Having some more time at hand I was able to add long overdue alterations to cookiecutter-r-data-analysis. I left my template alone for about a year and during this time I have developed some new practices and given up on some others.

In case you just got here: Cookiecutter is a templating system for programming projects. You find a template for your project and by calling cookiecutter templatename a project folder filled with filled templates is generated.

R package structure

I now try to stick closer to the R package folder structure. Although I am not working on packages this brings a few benefits. I can now use the functions provided by usethis and the devtools::load_all(). Mostly I use the load_all(). Before I had to source all my functions. Often this got in a tedious recursive task, or even worse I had to build a package just for the functions. The downside being I now need to manually create make rules to depend on the function definitions.

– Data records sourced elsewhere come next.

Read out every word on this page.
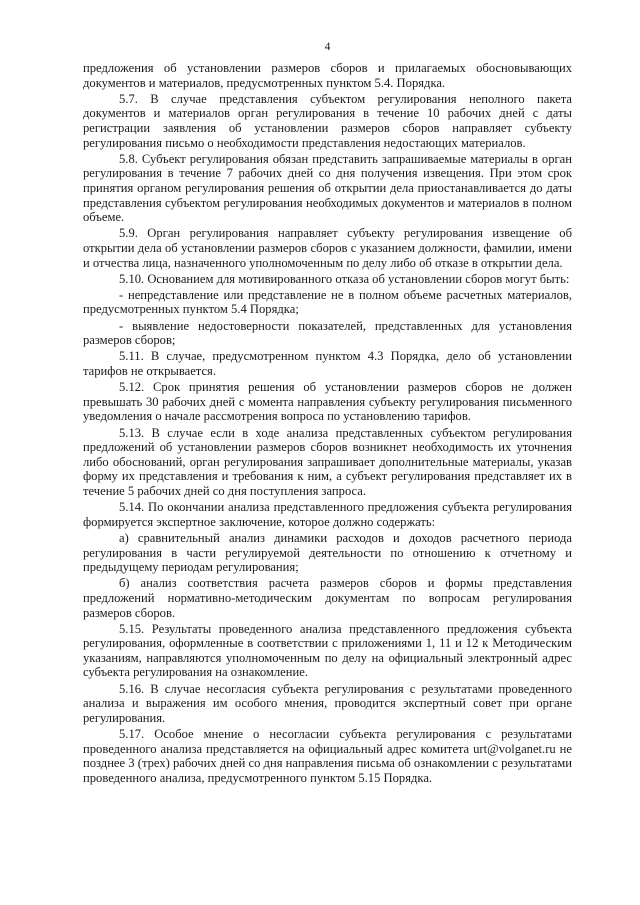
4

предложения об установлении размеров сборов и прилагаемых обосновывающих документов и материалов, предусмотренных пунктом 5.4. Порядка.

5.7. В случае представления субъектом регулирования неполного пакета документов и материалов орган регулирования в течение 10 рабочих дней с даты регистрации заявления об установлении размеров сборов направляет субъекту регулирования письмо о необходимости представления недостающих материалов.

5.8. Субъект регулирования обязан представить запрашиваемые материалы в орган регулирования в течение 7 рабочих дней со дня получения извещения. При этом срок принятия органом регулирования решения об открытии дела приостанавливается до даты представления субъектом регулирования необходимых документов и материалов в полном объеме.

5.9. Орган регулирования направляет субъекту регулирования извещение об открытии дела об установлении размеров сборов с указанием должности, фамилии, имени и отчества лица, назначенного уполномоченным по делу либо об отказе в открытии дела.

5.10. Основанием для мотивированного отказа об установлении сборов могут быть:

- непредставление или представление не в полном объеме расчетных материалов, предусмотренных пунктом 5.4 Порядка;

- выявление недостоверности показателей, представленных для установления размеров сборов;

5.11. В случае, предусмотренном пунктом 4.3 Порядка, дело об установлении тарифов не открывается.

5.12. Срок принятия решения об установлении размеров сборов не должен превышать 30 рабочих дней с момента направления субъекту регулирования письменного уведомления о начале рассмотрения вопроса по установлению тарифов.

5.13. В случае если в ходе анализа представленных субъектом регулирования предложений об установлении размеров сборов возникнет необходимость их уточнения либо обоснований, орган регулирования запрашивает дополнительные материалы, указав форму их представления и требования к ним, а субъект регулирования представляет их в течение 5 рабочих дней со дня поступления запроса.

5.14. По окончании анализа представленного предложения субъекта регулирования формируется экспертное заключение, которое должно содержать:

а) сравнительный анализ динамики расходов и доходов расчетного периода регулирования в части регулируемой деятельности по отношению к отчетному и предыдущему периодам регулирования;

б) анализ соответствия расчета размеров сборов и формы представления предложений нормативно-методическим документам по вопросам регулирования размеров сборов.

5.15. Результаты проведенного анализа представленного предложения субъекта регулирования, оформленные в соответствии с приложениями 1, 11 и 12 к Методическим указаниям, направляются уполномоченным по делу на официальный электронный адрес субъекта регулирования на ознакомление.

5.16. В случае несогласия субъекта регулирования с результатами проведенного анализа и выражения им особого мнения, проводится экспертный совет при органе регулирования.

5.17. Особое мнение о несогласии субъекта регулирования с результатами проведенного анализа представляется на официальный адрес комитета urt@volganet.ru не позднее 3 (трех) рабочих дней со дня направления письма об ознакомлении с результатами проведенного анализа, предусмотренного пунктом 5.15 Порядка.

A nice side effect of the package structure is that it now is easier to turn a project into a package. The greatest problem was to generate project slugs and folder names that will confirm Rs naming rules. This issue arises for more often for such projects. Often a dataset from a user comes in and it is not clear what to do with it. Too often I end up with a title something like “Usernames measurement of xy beginning of 2019”.

For now I sattle on a camel case format for the slug. The only snake case R would accept was with dots instead of the usual _. Using - was out of the question. Leaving it to the user to suggest naming if special characters need to be in the project name. Anyway it’s just about the slug - I don’t want to invest more time into it.

File organization

I found it beneficial to work with lots of subfolders. My typical project I have lots of almost identical subreports - think about reports for each sub campaign within a study. The campaigns are similar, but often with a few adjustments - say adding a new sensor, extending the protocol, etc. The changes are simple enough so that they can be later aggregated, although almost every campaign has a spin that deserves a little subreport. A chore to come up with unique names for the produced files. Having it separated in one folder per subreport achieves the same.

As a side effect of using R package functions I now need to split my R code now into functions in the r directory that will get repeatedly sourced and scripts that will operate on input files.

I still have not settled on the name of the folder for Rnw and Rmd files that generate the subreports. Using vignettes as for R packages does cause problems with the R functions for building vignettes.

Automatic dependencies

I like to split my reports into multiple files. This makes my live easier as I need to worry less about leftover temporary variables and import of conflicting packages. In the Makefile this makes writing all dependencies down annoying. I’m working on ways to automate this. My aim is not to find a perfect solution. I doubt that is even possible with reasonable effort. Rather I want to automate away some of the most boring patterns.

Example project

I include a trivial example project so I can generate a little minimal working project as example. There were leftover mentions of the previous example project in the generated files. Don’t know how they stayed - but I hope now all of those are gone.

This used to be the tutorial of Kaggle working on a dataset of Titanic passengers. Turns out is locked away behind a login page that I didn’t see, and most annoyingly the data may only be downloaded by kaggle members. Since the tutorial didn’t matter I replaced it with something available under an open license and downloadable without registration. I chose a tutorial hosted by CERN.

Conclusion

Well hope this template is also useful for you. I have some more strategies that I would like to have templated in there, but I am not sure yet how to tackle these.